Le journal de Sylvian Coudène.
Humeurs, humours, musiques, cinéma, et autres libertés provisoires.
"La gravité est le plaisir des sots"
(Alexandre Vialatte)

dimanche 27 juin 2010

Après le tumulte

Douceur sans nom d'un dimanche matin lumineux dans la plaine de Montmartre.
Le quartier, vers les dix heures, semble reprendre son souffle ; "ils" ont dû migrer vers la mer ou la campagne, encouragés par les premières chaleurs.
Tu as raison, l'ami : Mozart est toujours à sa place partout et en tous temps.
Dans le coffret des concertos, j'ai pris un disque au hasard et la musique embaume comme un bouquet de roses.

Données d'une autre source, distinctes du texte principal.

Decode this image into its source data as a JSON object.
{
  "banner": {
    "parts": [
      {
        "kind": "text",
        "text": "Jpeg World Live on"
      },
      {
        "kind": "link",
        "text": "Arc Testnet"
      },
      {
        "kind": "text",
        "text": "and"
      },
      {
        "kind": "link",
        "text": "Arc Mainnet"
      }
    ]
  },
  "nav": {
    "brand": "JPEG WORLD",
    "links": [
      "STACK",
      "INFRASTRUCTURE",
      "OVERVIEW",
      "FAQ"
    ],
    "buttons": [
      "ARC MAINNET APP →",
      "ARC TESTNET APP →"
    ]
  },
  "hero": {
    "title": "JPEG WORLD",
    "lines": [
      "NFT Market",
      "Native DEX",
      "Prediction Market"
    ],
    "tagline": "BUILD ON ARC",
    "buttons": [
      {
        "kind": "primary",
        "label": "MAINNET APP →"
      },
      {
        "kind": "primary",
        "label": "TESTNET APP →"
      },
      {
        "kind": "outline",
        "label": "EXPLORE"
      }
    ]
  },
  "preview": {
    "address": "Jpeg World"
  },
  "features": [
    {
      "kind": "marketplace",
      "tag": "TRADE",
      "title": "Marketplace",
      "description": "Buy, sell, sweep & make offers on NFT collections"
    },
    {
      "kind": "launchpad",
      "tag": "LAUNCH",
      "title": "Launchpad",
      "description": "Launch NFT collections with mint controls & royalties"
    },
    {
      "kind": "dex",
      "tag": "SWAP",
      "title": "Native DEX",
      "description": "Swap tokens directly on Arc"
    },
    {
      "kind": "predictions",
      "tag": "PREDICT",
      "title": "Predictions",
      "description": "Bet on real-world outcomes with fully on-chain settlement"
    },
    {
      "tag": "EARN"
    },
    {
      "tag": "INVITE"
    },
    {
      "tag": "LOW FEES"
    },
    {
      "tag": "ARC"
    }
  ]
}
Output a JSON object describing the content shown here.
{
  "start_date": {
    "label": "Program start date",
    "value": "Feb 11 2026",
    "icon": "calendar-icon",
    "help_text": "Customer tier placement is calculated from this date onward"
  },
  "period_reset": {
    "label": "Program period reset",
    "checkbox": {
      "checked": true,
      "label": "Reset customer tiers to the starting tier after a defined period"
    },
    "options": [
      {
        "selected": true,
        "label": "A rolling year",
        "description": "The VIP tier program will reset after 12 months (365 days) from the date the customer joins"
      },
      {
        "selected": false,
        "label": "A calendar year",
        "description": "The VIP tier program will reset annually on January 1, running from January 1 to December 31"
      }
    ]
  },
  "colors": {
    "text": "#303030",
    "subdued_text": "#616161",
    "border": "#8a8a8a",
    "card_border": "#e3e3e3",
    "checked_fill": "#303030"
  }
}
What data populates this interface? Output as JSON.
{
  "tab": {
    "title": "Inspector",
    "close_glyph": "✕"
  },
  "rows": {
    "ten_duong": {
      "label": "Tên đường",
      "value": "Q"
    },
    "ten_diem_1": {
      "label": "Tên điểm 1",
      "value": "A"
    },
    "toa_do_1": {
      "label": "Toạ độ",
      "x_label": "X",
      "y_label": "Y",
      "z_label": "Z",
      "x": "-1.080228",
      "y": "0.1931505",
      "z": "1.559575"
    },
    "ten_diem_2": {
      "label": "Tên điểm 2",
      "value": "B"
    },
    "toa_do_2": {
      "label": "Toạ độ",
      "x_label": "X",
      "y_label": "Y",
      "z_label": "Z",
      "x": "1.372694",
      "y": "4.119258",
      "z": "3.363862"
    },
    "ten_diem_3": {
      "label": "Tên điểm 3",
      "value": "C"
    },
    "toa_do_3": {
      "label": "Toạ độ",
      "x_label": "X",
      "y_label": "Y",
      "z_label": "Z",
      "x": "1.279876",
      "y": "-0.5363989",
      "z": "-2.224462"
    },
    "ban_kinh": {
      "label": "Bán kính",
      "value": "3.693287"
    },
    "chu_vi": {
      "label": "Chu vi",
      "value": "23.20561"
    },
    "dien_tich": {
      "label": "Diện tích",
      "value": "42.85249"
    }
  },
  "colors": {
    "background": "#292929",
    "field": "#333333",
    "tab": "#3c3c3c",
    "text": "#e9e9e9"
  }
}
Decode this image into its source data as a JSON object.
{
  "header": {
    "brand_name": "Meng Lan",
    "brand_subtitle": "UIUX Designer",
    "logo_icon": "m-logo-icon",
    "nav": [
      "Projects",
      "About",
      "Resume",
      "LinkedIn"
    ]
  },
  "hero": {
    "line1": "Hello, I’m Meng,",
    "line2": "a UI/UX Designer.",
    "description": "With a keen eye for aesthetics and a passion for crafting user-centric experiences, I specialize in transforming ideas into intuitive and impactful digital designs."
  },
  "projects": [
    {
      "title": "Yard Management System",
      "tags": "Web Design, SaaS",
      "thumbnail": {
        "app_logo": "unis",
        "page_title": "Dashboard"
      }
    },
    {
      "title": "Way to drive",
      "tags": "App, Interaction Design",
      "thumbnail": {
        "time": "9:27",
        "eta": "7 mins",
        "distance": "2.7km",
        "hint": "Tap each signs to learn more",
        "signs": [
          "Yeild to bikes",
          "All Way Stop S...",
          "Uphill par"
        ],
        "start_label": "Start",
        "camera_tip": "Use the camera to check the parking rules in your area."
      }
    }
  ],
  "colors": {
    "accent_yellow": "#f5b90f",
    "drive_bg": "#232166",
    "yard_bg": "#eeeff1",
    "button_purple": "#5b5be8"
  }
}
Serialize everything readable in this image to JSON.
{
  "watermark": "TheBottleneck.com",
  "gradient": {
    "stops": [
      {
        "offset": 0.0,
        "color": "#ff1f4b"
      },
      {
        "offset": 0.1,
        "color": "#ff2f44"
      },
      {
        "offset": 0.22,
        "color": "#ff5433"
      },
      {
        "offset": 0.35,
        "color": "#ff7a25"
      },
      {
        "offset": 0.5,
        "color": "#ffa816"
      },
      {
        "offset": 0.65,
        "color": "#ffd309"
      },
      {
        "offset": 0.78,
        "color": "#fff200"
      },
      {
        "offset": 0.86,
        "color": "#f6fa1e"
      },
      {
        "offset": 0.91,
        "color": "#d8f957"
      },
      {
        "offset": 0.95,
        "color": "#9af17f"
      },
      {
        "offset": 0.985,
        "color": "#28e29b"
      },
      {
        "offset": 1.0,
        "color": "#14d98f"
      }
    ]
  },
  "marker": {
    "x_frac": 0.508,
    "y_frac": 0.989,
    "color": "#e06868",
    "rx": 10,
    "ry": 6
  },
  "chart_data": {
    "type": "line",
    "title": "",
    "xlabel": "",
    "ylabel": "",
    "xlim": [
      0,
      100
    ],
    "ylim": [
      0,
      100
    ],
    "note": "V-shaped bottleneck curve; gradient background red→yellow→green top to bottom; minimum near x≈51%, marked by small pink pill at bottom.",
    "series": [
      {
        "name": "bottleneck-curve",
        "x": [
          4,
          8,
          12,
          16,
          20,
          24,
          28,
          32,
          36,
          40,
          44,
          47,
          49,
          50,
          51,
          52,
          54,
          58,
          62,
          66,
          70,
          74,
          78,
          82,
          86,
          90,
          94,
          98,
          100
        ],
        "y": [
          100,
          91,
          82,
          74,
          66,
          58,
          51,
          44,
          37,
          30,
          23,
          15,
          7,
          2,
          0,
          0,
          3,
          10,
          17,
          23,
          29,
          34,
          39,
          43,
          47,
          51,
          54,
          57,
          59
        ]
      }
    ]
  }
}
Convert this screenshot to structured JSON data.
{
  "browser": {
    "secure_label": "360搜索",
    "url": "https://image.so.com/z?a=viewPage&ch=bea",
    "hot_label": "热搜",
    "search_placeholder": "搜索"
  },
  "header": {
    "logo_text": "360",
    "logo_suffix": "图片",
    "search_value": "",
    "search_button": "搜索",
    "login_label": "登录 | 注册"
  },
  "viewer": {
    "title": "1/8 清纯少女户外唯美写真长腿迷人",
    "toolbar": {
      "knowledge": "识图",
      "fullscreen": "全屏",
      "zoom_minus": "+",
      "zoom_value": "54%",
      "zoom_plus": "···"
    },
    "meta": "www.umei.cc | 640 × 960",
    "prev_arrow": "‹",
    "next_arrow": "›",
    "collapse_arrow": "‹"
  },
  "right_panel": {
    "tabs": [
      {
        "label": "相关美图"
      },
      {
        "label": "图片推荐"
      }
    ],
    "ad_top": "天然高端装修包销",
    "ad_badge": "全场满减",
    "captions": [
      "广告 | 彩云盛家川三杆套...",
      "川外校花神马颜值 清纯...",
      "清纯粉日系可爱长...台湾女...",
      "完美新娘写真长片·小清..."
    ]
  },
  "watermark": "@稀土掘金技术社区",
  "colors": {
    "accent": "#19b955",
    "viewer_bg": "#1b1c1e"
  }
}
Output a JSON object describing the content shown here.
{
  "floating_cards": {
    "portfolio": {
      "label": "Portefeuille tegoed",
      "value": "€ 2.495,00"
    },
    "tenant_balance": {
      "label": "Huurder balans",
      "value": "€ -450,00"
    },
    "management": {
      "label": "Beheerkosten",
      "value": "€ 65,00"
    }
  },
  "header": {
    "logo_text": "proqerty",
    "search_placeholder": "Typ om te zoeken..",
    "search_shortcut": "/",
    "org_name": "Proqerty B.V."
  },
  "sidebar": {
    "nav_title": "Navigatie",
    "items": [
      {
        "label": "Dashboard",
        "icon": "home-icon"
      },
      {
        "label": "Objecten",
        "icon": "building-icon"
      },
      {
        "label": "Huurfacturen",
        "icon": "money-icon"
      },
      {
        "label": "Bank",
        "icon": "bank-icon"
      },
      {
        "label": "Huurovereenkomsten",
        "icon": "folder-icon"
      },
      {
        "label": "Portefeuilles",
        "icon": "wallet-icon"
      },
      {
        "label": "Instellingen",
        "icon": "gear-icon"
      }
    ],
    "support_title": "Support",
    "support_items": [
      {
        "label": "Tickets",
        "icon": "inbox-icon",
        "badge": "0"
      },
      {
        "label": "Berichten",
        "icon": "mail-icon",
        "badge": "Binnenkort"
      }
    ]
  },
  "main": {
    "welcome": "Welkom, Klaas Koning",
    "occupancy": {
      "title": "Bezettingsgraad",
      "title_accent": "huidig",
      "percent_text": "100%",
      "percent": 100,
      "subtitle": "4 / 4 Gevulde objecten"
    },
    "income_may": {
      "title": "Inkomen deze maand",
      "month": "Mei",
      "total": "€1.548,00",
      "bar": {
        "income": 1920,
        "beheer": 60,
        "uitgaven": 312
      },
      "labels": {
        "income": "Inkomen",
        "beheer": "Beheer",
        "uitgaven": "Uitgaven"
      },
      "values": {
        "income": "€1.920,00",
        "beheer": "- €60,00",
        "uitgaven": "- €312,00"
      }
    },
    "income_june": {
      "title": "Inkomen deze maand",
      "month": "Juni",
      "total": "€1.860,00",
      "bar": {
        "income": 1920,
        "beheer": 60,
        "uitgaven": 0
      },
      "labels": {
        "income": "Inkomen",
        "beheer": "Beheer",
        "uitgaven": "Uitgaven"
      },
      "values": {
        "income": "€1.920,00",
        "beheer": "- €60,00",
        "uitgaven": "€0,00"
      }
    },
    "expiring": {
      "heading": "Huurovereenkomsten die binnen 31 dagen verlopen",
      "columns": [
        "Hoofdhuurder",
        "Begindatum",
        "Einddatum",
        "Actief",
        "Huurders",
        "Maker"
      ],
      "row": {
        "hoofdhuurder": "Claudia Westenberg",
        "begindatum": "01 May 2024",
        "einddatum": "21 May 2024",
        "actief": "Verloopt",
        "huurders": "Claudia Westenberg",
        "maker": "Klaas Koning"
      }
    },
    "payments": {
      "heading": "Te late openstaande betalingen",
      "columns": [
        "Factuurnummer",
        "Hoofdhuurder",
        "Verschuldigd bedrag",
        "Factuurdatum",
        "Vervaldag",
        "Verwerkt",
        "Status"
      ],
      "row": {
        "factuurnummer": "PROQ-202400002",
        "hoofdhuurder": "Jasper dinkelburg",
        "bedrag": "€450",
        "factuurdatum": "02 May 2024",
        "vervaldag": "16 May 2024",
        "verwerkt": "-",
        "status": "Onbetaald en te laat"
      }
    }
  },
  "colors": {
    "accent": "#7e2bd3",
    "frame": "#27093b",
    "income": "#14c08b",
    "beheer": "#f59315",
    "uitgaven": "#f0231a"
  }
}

Hier, un samedi en point culminant d'une saison riche en événements.
Je suis allé traîner mes guêtres (qui sait encore ce que sont des guêtres ? Fred Astaire est mort depuis longtemps) vers les six heures de l'après-midi à la Bastille où déboulait l'immense cortège de ce que les américains appellent la "gay pride".
Une foule qui danse, comme saoule, sous un soleil implacable ; des hurluberlus comme la télé en montre toujours ces jours-là, minoritaires pourtant parmi ces milliers d'humains terriblement humains dans leur diversité, jeunes, vieux, familles avec enfants, sous le regard peu amène de "forces de l'ordre" décontenancées, abasourdies, assourdies par les décibels déversées par les sonos ultra-puissantes.
Tous ces gens sur les chars, postiers, cheminots, flics (si !), employés, ouvriers, gens de la nuit, fiers d'être ce qu'ils sont et le criant à la face du monde.
Le vrombissement des basses vous fait trembler sur vos jambes ; les merguez des petits toulousains sont excellentes ; il y a de belles filles et des beaux garçons, des vieux travelos trouvant ici un sursaut d'énergie longtemps contenue ; le fond de teint ne résiste pas aux 30° à l'ombre de ce drôle de weekend.


Je remonte le boulevard Beaumarchais ou le redescend, peu importe, pour rejoindre la Place de la République ; la grande artère est exceptionnellement vide de toute circulation ; on peut s'attabler à la terrasse d'une brasserie, tranquillement, quand, à quelques centaines de mètres, le concert met en transes ces milliers de fêtards désireux de bouffer de la vie à pleines gorgées.
La bière est fraîche, le serveur affable ; on n'est plus à Paris.

Pour la "dernière" de la saison du Caveau de la République, on s'est fait une petite fête : Fromet a fait un gâteau qui se délite de tant de tendresse, ma pissaladière fait un malheur, le tarama de Christine n'a jamais été aussi bon, le vin nous grise qui nous permet de transmettre au public notre bonheur d'être ensemble et notre peine de nous séparer le temps d'un été.
Il y a quelque chose de magique : les spectateurs, ignorant pourtant, au départ, que c'est l'ultime représentation, ont capté ce climat particulier et se retrouvent immédiatement en phase avec nous.
Je fais trop long en début de soirée, mais ça marche : je les brocarde gentiment, les félicitant d'avoir encore le courage d'aller au spectacle après une "gay pride" épuisante (c'est pas du tout "le genre" de l'assistance, mais ils jouent le jeu).
La soirée va crescendo ; comme le veut la tradition, on se fait quelques blagues sur scène tout au long de la représentation.
Un gamin de 15 ans a amené sa maman en guise de cadeau d'anniversaire ; une surprise.
Au final, l'équipe monte sur scène pour lui offrir... Gilles Détroit !
Ebahie, la spectatrice se voit offrir DVD, CD, affiches : elle n'oubliera pas cette soirée.
Son fils est heureux et pas mécontent de son choix.
10 semaines vont s'écouler avant que reprennent les représentations ; comme chaque année, les premières seront "moyennes", balbutiantes presque, puis, la période de "rodage" passée, nous serons installés, chez nous : il y aura des triomphes mais aussi des "taules" quand l'alchimie avec le public ne se créera pas parce que "quand ça veut pas...".

En attendant, le silence qui suit Mozart, c'est encore Mozart.